Chamber Music, a novel for Breckland Festival
Chamber Music, by Tom Benn, is not the sort of book I’d ever pick out for myself in a bookshop, given a free choice. Why? Because even though I am impressed by the skill of writing a dialect-heavy novel, I find such an approach to dialogue rather painful to read; also, when I’m not very familiar with the dialect, I can’t ‘hear it in my head’. I must admit, too, that the presentation of the seamier side of life for a whole novel is, for me, too much noir in one go! However, as I’ve explained in a recent blog-post, I’m meeting Tom at a Breckland Book Festival crime-writers’ session which I’m chairing. Claire Sharland, the organiser, kindly offered to pay for this book if I acquired it. I should add, hastily, that of course I’d have made sure that I’d read it before meeting Tom, in any case!
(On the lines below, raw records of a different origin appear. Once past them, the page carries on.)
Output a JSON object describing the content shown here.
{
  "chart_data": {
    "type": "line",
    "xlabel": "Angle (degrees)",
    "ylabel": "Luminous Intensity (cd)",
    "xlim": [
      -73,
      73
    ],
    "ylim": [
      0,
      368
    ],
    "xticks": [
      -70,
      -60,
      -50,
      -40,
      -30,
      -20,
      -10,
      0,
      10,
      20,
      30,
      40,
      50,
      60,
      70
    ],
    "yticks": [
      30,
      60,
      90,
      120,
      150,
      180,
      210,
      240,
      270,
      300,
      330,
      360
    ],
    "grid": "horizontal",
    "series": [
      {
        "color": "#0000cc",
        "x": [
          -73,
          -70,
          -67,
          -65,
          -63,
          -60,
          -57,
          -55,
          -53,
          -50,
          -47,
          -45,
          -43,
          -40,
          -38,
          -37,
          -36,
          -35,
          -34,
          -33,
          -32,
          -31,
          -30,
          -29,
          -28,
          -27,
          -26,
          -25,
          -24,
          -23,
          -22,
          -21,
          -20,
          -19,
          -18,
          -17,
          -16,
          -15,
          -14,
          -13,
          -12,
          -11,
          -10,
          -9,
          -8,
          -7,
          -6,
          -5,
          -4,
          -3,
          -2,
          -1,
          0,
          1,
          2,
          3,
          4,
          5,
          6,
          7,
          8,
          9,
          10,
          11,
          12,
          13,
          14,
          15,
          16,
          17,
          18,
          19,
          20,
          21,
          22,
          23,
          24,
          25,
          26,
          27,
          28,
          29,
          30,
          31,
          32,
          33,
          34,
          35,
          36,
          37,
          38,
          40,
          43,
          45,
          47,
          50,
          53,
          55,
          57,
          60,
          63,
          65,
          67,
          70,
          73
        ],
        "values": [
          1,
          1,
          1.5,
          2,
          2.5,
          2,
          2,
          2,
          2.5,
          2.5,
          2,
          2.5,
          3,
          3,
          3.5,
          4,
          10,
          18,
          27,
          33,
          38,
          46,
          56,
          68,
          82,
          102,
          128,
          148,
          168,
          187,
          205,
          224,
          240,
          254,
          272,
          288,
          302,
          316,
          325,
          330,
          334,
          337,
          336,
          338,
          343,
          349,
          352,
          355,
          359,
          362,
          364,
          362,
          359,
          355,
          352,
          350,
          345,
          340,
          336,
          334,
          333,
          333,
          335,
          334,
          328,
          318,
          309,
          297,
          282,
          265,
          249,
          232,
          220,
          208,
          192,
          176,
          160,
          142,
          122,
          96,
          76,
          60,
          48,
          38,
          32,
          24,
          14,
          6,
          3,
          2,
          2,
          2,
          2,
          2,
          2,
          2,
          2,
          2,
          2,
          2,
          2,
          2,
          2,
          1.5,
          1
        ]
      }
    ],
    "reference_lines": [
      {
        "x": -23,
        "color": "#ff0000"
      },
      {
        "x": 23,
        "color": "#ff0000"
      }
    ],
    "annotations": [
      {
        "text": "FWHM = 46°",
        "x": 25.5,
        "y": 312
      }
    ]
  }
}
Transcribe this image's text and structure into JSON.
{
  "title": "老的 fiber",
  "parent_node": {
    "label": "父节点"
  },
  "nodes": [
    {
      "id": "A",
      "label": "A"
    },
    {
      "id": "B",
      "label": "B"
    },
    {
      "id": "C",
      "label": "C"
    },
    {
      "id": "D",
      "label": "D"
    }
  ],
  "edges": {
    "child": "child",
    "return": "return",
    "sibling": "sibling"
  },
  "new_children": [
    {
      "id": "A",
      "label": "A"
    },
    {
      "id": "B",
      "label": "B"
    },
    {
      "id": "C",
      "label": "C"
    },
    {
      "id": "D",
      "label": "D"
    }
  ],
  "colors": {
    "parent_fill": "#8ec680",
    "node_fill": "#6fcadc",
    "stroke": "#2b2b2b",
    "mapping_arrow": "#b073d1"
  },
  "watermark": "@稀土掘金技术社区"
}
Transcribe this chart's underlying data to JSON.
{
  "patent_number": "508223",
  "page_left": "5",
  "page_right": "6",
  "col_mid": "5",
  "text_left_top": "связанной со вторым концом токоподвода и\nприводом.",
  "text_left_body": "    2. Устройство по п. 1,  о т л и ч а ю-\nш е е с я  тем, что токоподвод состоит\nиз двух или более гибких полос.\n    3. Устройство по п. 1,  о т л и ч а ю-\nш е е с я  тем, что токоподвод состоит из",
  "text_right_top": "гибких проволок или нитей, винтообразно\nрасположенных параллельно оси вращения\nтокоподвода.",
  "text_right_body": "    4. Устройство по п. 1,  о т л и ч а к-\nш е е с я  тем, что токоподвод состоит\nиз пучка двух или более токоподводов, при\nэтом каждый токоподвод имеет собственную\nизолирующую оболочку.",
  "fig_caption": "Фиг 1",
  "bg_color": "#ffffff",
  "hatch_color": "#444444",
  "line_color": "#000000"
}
Technically speaking, it is a brilliant novel. I don’t quite know how to describe the technique that Tom has used – it is Irving Welsh crossed with William Faulkner, if that makes sense. I know that often writers resent being asked if their books are autobiographical or ‘drawn from life’; and, whilst I have no intention of asking Tom such a question, it seems likely to me that he must have lived and breathed the under-class, criminal-underworld Mancunian society that he depicts – otherwise he would never have been able to write such pitch-perfect dialect or captured the topography of the mean streets of Manchester with such conviction. On occasion, the use of dialect is so rich that the non-Mancunian reader is baffled, but such is Benn’s skill that eventually it is possible to decipher meaning from context. For a simple example, I picked up quite quickly that ‘scran’ is slang for a tasty snack.
This book has very little in common with Elly Griffiths’s Dying Fall, the other book featured in the Breckland session, which is no doubt why these two authors were billed together. However, both do share a pronounced sense of place and in both novels I feel that the crimes act as a vehicle for exploring the characters, rather than themselves being the focal points of the novels. Henry Bane is a complex character who takes a lot of fathoming – I suspect I should learn even more about him if I were to read the book twice; and Roisin is portrayed in an enigmatic and, given the situations in which she is placed, paradoxically delicate way.
I’m particularly looking forward to asking Tom Benn to read a passage from Chamber Music when I meet him next Saturday, for I want to get the authenticity of his voice into my reading of the novel; I’m sure that a live reading will be captivating.